Chrome makes it really easy to pirate movies

David Livshits of the Cyber Security Research Center at Ben-Gurion University, Israel and Alexandra Mikityuk of Telekom Innovation Laboratories in Berlin, Germany have discovered a bug in Chrome that allows users to download video from streaming services like Amazon Prime and Netflix. While the details of this “very simple” vulnerability aren’t available publicly – much to the dismay of pirates – Google is given 90 days by the experts to fix the issue.
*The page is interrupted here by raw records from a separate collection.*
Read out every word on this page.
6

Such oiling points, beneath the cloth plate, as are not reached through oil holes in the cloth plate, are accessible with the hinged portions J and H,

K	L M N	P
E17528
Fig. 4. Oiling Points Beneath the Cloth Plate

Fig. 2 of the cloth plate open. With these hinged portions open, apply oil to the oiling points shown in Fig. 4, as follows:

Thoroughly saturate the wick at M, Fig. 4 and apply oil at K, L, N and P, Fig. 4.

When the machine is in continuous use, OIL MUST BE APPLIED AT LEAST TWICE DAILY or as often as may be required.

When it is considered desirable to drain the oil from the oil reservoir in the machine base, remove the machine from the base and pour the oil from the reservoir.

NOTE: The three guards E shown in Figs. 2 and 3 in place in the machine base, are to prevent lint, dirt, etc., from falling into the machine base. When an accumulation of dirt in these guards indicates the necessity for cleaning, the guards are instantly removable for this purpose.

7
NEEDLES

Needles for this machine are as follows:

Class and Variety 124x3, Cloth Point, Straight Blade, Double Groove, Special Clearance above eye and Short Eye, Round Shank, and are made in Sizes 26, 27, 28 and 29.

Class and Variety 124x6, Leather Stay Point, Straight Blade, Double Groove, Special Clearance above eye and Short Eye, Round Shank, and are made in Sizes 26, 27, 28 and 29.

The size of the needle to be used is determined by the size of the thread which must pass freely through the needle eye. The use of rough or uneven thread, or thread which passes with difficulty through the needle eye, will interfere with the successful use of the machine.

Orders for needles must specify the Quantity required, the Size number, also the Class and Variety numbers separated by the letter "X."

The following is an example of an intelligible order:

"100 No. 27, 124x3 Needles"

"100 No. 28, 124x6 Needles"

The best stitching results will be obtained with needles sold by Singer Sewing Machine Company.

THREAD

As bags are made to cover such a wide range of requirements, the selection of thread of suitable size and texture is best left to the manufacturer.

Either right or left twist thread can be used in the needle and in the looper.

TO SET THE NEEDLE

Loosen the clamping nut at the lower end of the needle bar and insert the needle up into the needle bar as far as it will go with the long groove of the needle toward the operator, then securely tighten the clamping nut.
The vulnerability lies in Chrome’s implementation of the digital management system (Widevine EME/CDM technology) that is used to communicate with streaming services like Netflix and others to stream encrypted video. When users request to stream a video, Widevine sends and receives a license request to decrypt the video which is then sent to the browser to stream. DRM system is supposed to allow content to stream directly to the browser. However, researchers uncovered that Google’s system was allowing third parties to copy the stream as it was being sent to the browser. “The point at which you can hijack the decrypted movie is right after the CDM decrypts the film and is passing it to the player for streaming,” researchers told Wired.

Google didn’t create this technology, but it does own it. The tech giant acquired Widewine in 2010 to secure streams and the flaw has existed in the system since then. Firefox and Opera also use the same technology, while Safari and Internet Explorer have their own DRM systems.

Security researchers have shared a proof-of-concept video demonstrating the vulnerability. They informed Google about this flaw on May 24, which means Google gets 90 days to patch the exploit before researchers disclose the details publicly.